JoshLee - I don't know if this is of any comfort for you, but my doctors have always told me if I can reach CCyR, then getting any deeper response such as MMR or PCRU is just the bonus. Who doesn't want a bonus? Of course it's what we all want, but the most important marker is getting to and maintaining CCyR and you've done that for a long time. I love reading about everyone's great responses and success against this disease. It gives me hope and someday I pray I'll be posting the same great response.

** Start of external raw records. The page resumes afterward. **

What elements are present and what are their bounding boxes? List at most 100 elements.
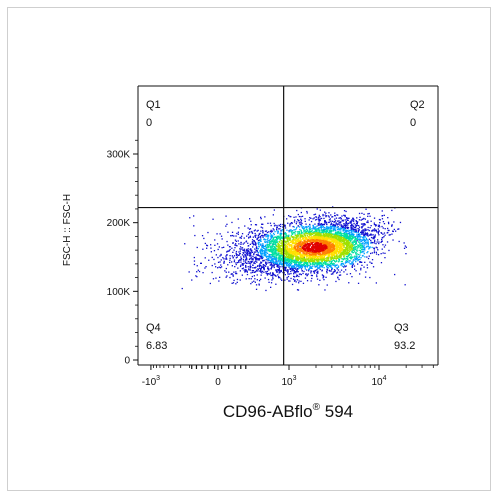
event-dot xyxy=(345,255,348,258)
event-dot xyxy=(265,254,267,256)
event-dot xyxy=(347,258,349,260)
event-dot xyxy=(368,234,371,236)
event-dot xyxy=(235,250,238,253)
event-dot xyxy=(280,223,282,226)
event-dot xyxy=(277,258,279,260)
event-dot xyxy=(275,244,278,247)
event-dot xyxy=(272,276,274,278)
event-dot xyxy=(298,245,300,247)
event-dot xyxy=(314,232,316,234)
event-dot xyxy=(379,226,381,228)
event-dot xyxy=(397,228,399,230)
event-dot xyxy=(358,241,360,243)
event-dot xyxy=(218,280,220,282)
event-dot xyxy=(354,268,356,270)
event-dot xyxy=(277,237,279,239)
event-dot xyxy=(197,269,199,271)
event-dot xyxy=(285,234,288,236)
event-dot xyxy=(326,231,328,233)
event-dot xyxy=(312,270,315,272)
event-dot xyxy=(295,228,297,230)
event-dot xyxy=(278,266,280,268)
event-dot xyxy=(281,264,283,266)
event-dot xyxy=(254,236,257,238)
event-dot xyxy=(334,256,336,258)
event-dot xyxy=(251,260,253,263)
event-dot xyxy=(292,237,294,239)
event-dot xyxy=(331,267,333,269)
event-dot xyxy=(286,261,288,263)
event-dot xyxy=(282,236,284,238)
event-dot xyxy=(286,253,288,255)
event-dot xyxy=(264,250,266,252)
event-dot xyxy=(204,242,206,245)
event-dot xyxy=(296,259,299,261)
event-dot xyxy=(250,260,252,263)
event-dot xyxy=(307,236,309,238)
event-dot xyxy=(388,249,390,252)
event-dot xyxy=(313,232,316,234)
event-dot xyxy=(300,262,302,264)
event-dot xyxy=(333,224,335,226)
event-dot xyxy=(334,265,336,267)
event-dot xyxy=(300,245,302,247)
event-dot xyxy=(286,260,288,262)
event-dot xyxy=(277,264,279,266)
event-dot xyxy=(260,226,262,228)
event-dot xyxy=(254,257,256,259)
event-dot xyxy=(330,230,333,232)
event-dot xyxy=(279,257,281,259)
event-dot xyxy=(272,256,275,258)
event-dot xyxy=(370,241,372,243)
event-dot xyxy=(280,252,282,255)
event-dot xyxy=(299,260,302,262)
event-dot xyxy=(271,230,274,232)
event-dot xyxy=(223,260,225,262)
event-dot xyxy=(270,246,272,248)
event-dot xyxy=(294,238,297,240)
event-dot xyxy=(306,212,308,214)
event-dot xyxy=(217,256,219,259)
event-dot xyxy=(363,246,365,248)
event-dot xyxy=(255,269,258,271)
event-dot xyxy=(300,216,302,218)
event-dot xyxy=(344,242,346,244)
event-dot xyxy=(357,253,360,256)
event-dot xyxy=(289,261,291,264)
event-dot xyxy=(360,251,362,253)
event-dot xyxy=(333,253,335,256)
event-dot xyxy=(203,237,205,240)
event-dot xyxy=(279,270,281,272)
event-dot xyxy=(293,232,296,234)
event-dot xyxy=(342,259,344,261)
event-dot xyxy=(232,251,234,253)
event-dot xyxy=(304,267,306,269)
event-dot xyxy=(225,271,227,273)
event-dot xyxy=(367,226,369,229)
event-dot xyxy=(231,221,233,224)
event-dot xyxy=(355,243,357,245)
event-dot xyxy=(316,240,318,243)
event-dot xyxy=(332,242,334,244)
event-dot xyxy=(310,234,312,236)
event-dot xyxy=(330,262,333,265)
event-dot xyxy=(298,219,300,222)
event-dot xyxy=(284,227,287,229)
event-dot xyxy=(287,269,289,271)
event-dot xyxy=(276,253,279,256)
event-dot xyxy=(291,233,293,235)
event-dot xyxy=(290,272,292,275)
event-dot xyxy=(365,239,367,241)
event-dot xyxy=(368,255,370,257)
event-dot xyxy=(318,226,320,229)
event-dot xyxy=(255,224,258,226)
event-dot xyxy=(269,222,272,224)
event-dot xyxy=(326,223,328,226)
event-dot xyxy=(283,265,286,267)
event-dot xyxy=(313,272,316,274)
event-dot xyxy=(343,266,345,268)
event-dot xyxy=(334,225,337,227)
event-dot xyxy=(324,231,327,233)
event-dot xyxy=(260,240,262,242)
event-dot xyxy=(249,266,251,268)
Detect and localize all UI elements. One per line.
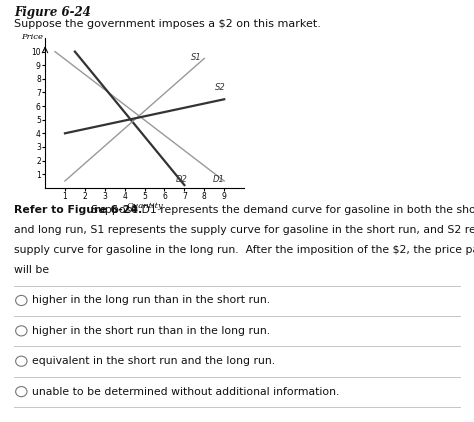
Text: Suppose the government imposes a $2 on this market.: Suppose the government imposes a $2 on t…: [14, 19, 321, 29]
Text: supply curve for gasoline in the long run.  After the imposition of the $2, the : supply curve for gasoline in the long ru…: [14, 245, 474, 255]
X-axis label: Quantity: Quantity: [126, 202, 163, 210]
Text: Figure 6-24: Figure 6-24: [14, 6, 91, 19]
Text: D2: D2: [175, 175, 187, 184]
Text: Refer to Figure 6-24.: Refer to Figure 6-24.: [14, 205, 143, 215]
Text: Price: Price: [21, 32, 43, 41]
Text: D1: D1: [212, 175, 224, 184]
Text: Suppose D1 represents the demand curve for gasoline in both the short run: Suppose D1 represents the demand curve f…: [84, 205, 474, 215]
Text: will be: will be: [14, 265, 49, 276]
Text: S2: S2: [215, 84, 226, 92]
Text: and long run, S1 represents the supply curve for gasoline in the short run, and : and long run, S1 represents the supply c…: [14, 225, 474, 235]
Text: S1: S1: [191, 54, 202, 62]
Text: unable to be determined without additional information.: unable to be determined without addition…: [32, 387, 339, 397]
Text: equivalent in the short run and the long run.: equivalent in the short run and the long…: [32, 356, 275, 366]
Text: higher in the short run than in the long run.: higher in the short run than in the long…: [32, 326, 270, 336]
Text: higher in the long run than in the short run.: higher in the long run than in the short…: [32, 295, 270, 306]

You're right about transplant being the best in chronic phase, so that's the crossroad we're at now.  My team is leaning towards transplant at this point ... I'm still processing.

Thanks everyone!

[GerryL]

Hi Thomas,

Wasn't really thinking about progression to AP or BP, just indicating that one size doesn't fit everyone.

[GerryL]

Hi,

Wishing you all the best with which ever way it goes.

CML scientists led the way with the targeted therapies, hopefully it will be the same with a cure.

[Tom1278]

Personally, I think as long as you reach CCyR, you are good.  MMR, CMR, and a "speedy" CCyR are all just icing on the cake, and reduce your overall chance of losing response by a bit.

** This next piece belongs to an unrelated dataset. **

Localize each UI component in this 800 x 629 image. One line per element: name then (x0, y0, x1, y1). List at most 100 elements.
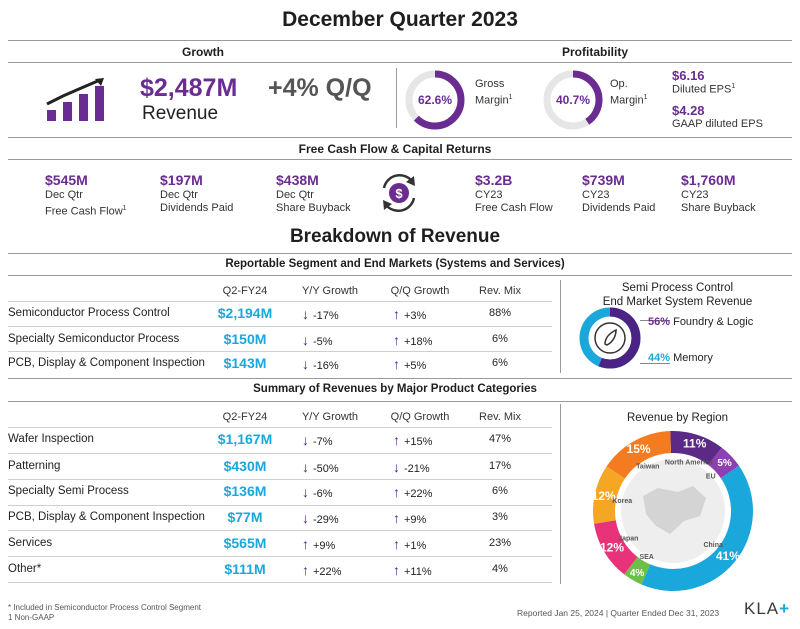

I didn't have a CCyR at 12 months, but I was close.  I switched to a CML specialist, and by 15 mo I had a confirmed CCyR by BMB and a 2.1 log reduction in PCR.  She told me if I were the "typical" CML patient -- i.e. in my 60s -- my results would be fine, because, statistically, projecting the CCyR average relapse rate over the 25 year projected lifespan, I'd die of something else before CML.

But I'm only 35 and potentially need to live with CML for 50 years.  Because of that, she said I have to get to at least MMR, and ideally CMR, because the small decrease in the relapse rate between CCyR and these deeper responses -- when projected over 50 years -- results in a much, much lower overall chance of a relapse over my lifetime than if I only had a CCyR.

I just got my 21 month results today -- PCR is a 2.6 log reduction.  My doc wants MMR by 24 months and, if I don't get there, might move from Gleevec to Sprycel.

[Melanie]

Very interesting comment from your Dr - "She told me if I were the "typical" CML patient -- i.e. in my 60s -- my results would be fine, because, statistically, projecting the CCyR average relapse rate over the 25 year projected lifespan, I'd die of something else before CM."  Wonder where she got the average relapse rates from?

I would agree that in your case getting to MMR as quikly as possible would make sense given your age and her staements on relapse rates. Congratulations on your continued improvement!  If you do end up switching to a 2nd generation TKI, I hope you do just as well, if not better, with minimal side effects. 35 is way to young to have a disease like this!